Klasha has received a seed fund from TechStars Dubai accelerator and went on to raise its first round of funding in 2018 from Ginco Investments and a global angel investor network focused on Africa and the Middle East. It is currently raising a second round of funds which Anuna says will close in the first quarter in 2021. 

Creating e-commerce solutions for a pan-African market is challenging because online consumer behaviors differ as much as the infrastructure on ground in various countries. 

According to GeoPoll’s report, while more than 50% of consumers in Nigeria had made an online purchase in the month prior to being interviewed, the same was not applicable to consumers in Uganda.

While the infrastructure in Nigeria is still lacking in so many ways, Anuna says consumers here are more demanding. Rightfully so. As one of the most nomadic Black people, they are more in tune with how seamless and stress-free e-commerce experiences are and should be. With places like Kenya where you find a little more sophistication in terms of infrastructure and the amount of e-commerce players present, Anuna says things like logistics can be a lot less challenging.

The pandemic stirred a lot of changes in the e-commerce industry across the globe many of which will remain long after the year ends and as plans materialise for a coronavirus vaccine. For Klasha, Anuna says the period saw more international retailers asking to have the Klasha Checkout and Cargo features integrated into their platforms as they sought more sales outlets and geographic locations for their stock.  As a continent, the fashion segment continues to take the bulk of online purchases coming second to electronics. 

Clothing remains one of the most patronised categories amongst online shoppers in Africa. Source: GeoPoll

This year, more venture capital went into the e-commerce industry favouring essentials like food, healthcare supplies as well as clothing. Anuna says this has been encouraging for the team but also a wake up call to build a business that serves this bludgeoning phase of e-commerce across the continent. 

“Listening is important because I’m also a student here on the ground,” Anuna says about how she approaches building Klasha. 

“My team teaches me a lot about consumers’ needs and what we need to do to be successful.”

In the coming years, Anuna’s vision for Klasha is simple.
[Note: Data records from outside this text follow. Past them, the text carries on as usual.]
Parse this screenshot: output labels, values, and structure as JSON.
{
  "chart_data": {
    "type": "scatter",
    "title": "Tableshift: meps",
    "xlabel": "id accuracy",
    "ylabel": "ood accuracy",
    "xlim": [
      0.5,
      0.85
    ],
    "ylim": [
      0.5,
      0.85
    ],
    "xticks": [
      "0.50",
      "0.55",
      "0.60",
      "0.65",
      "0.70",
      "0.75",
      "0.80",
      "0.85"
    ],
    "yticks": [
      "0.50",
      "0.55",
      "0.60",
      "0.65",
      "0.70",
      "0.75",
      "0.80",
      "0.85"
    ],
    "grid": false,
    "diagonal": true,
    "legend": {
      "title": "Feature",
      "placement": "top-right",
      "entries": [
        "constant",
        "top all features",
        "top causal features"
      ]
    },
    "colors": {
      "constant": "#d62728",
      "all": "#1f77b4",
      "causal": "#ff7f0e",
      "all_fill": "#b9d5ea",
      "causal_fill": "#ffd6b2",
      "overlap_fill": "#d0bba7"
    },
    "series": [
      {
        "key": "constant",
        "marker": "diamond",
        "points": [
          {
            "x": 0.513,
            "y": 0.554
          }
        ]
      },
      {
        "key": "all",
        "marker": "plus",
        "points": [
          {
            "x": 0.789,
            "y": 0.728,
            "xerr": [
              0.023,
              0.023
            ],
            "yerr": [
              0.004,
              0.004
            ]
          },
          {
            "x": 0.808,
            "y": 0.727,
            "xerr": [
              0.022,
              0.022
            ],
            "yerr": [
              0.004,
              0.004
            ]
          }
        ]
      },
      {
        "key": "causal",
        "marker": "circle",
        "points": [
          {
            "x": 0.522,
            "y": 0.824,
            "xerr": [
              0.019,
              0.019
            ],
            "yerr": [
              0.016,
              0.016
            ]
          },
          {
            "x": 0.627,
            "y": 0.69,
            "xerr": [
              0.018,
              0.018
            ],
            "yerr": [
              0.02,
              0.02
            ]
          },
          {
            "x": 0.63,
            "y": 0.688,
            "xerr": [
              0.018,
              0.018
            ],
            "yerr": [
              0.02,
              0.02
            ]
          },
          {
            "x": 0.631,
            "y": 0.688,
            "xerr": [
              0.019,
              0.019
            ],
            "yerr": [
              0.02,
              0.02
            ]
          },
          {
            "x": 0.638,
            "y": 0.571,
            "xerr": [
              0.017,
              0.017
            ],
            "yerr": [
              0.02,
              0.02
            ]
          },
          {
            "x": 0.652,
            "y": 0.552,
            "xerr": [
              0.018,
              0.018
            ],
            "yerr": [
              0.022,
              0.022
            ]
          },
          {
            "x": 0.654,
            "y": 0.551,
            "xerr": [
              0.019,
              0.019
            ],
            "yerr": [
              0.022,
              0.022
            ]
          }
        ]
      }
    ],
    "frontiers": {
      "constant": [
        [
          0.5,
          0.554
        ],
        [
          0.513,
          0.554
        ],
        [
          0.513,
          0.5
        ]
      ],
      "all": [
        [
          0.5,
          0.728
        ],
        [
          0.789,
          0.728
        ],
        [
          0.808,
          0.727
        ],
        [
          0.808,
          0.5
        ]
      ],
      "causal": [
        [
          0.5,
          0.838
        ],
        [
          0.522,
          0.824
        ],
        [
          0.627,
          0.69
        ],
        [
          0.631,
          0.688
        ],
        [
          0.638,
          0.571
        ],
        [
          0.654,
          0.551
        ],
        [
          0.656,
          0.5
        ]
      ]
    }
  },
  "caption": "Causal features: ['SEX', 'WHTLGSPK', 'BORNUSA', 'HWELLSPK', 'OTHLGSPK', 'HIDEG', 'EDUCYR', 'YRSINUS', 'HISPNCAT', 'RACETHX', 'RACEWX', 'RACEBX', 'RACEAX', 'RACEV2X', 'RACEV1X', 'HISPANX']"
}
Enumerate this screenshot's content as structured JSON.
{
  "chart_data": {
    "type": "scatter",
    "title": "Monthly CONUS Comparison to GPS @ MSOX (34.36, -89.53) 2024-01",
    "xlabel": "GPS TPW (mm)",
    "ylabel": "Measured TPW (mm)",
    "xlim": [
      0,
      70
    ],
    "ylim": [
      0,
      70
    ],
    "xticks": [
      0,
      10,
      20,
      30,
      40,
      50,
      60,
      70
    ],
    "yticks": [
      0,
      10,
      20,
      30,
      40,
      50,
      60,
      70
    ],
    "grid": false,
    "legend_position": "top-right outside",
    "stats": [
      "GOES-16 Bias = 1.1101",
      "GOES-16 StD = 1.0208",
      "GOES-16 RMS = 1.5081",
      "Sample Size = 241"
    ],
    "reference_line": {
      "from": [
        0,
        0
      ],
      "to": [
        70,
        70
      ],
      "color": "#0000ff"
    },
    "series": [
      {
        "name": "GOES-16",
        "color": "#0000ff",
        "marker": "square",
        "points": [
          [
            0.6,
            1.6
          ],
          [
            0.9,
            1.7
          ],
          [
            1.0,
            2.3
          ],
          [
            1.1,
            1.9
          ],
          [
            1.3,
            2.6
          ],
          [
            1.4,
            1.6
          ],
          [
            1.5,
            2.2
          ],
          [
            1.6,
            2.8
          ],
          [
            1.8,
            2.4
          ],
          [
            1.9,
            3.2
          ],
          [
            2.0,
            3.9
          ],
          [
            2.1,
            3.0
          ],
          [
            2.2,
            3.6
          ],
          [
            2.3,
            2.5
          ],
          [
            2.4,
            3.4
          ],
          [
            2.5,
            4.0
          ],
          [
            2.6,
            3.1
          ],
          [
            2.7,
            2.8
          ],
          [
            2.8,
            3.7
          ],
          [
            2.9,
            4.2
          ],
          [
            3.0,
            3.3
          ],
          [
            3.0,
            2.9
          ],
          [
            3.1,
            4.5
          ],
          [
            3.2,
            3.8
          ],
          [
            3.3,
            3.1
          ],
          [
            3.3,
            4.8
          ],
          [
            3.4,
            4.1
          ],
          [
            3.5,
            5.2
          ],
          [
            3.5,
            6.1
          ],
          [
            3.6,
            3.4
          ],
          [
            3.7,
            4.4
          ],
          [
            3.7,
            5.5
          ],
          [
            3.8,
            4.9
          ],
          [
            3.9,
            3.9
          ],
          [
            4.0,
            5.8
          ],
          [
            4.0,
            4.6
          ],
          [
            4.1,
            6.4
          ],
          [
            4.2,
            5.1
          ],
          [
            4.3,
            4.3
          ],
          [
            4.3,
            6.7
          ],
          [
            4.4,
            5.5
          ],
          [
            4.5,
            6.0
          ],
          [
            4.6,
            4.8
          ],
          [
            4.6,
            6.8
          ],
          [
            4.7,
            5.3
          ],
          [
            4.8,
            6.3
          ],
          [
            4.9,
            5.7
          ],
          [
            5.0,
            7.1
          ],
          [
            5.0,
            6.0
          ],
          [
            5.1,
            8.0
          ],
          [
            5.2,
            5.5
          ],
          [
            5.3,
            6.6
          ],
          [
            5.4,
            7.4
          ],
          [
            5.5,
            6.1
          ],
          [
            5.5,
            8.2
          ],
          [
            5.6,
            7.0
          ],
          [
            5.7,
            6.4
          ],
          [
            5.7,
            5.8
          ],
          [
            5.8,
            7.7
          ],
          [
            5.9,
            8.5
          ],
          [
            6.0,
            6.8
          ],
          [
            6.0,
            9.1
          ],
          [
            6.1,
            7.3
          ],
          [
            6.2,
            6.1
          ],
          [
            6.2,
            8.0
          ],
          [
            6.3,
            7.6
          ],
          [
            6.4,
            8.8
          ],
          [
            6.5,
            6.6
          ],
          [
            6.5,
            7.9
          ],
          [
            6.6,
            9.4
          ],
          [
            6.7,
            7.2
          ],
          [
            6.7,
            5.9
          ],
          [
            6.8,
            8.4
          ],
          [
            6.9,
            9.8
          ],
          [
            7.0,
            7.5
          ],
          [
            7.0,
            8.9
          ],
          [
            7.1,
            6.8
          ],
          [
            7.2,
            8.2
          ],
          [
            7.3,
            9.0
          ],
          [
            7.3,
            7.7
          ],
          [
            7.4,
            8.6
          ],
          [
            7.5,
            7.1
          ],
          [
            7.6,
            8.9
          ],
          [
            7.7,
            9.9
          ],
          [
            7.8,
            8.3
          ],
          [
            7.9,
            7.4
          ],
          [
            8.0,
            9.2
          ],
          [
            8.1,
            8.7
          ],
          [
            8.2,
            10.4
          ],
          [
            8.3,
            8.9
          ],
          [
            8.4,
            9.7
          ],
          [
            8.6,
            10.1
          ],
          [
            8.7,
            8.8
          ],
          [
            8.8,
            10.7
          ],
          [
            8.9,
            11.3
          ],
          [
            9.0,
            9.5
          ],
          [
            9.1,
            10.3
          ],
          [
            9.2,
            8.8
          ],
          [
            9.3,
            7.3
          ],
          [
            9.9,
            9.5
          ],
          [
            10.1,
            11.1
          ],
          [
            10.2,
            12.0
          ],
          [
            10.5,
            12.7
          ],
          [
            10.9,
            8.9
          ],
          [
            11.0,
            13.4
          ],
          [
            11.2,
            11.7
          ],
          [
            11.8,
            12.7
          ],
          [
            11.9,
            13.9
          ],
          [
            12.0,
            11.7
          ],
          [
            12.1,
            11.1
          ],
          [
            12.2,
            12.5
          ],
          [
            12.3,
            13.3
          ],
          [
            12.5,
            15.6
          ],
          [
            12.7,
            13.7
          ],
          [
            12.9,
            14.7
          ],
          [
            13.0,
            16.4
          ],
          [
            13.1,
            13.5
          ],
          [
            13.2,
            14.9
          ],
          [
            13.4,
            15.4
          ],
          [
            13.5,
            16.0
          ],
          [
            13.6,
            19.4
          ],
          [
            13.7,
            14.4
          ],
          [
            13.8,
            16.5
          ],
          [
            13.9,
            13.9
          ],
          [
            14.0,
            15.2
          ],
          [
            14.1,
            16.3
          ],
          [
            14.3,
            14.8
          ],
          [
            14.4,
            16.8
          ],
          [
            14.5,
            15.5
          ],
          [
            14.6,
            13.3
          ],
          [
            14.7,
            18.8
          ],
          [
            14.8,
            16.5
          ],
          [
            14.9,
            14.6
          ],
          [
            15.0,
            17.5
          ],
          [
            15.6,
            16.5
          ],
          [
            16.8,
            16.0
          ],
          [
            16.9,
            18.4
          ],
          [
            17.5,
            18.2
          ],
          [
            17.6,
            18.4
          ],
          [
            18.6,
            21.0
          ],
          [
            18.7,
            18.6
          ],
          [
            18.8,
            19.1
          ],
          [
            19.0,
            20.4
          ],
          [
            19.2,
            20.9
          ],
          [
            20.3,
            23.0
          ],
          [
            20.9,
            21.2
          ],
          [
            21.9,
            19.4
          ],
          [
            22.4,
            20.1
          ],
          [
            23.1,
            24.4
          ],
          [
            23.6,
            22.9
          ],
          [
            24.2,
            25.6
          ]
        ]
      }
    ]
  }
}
Any African living in the continent should be able to shop directly from global fashion brands and pay in their local currency with ease as well as receive the item(s) conveniently. 

“Our overall vision is to be the key gateway for any African trying to make purchases online. We really want to be the payment gateway for Africans to be able to transact on any platform outside the continent,” she says. 

Intra-continental trade may also factor into this vision in the long term. On the merchant side, Anuna says Klasha is aiming to become a useful information bank providing relevant data insights into user behaviour to global fashion brands considering more direct and longstanding business with consumers on the continent.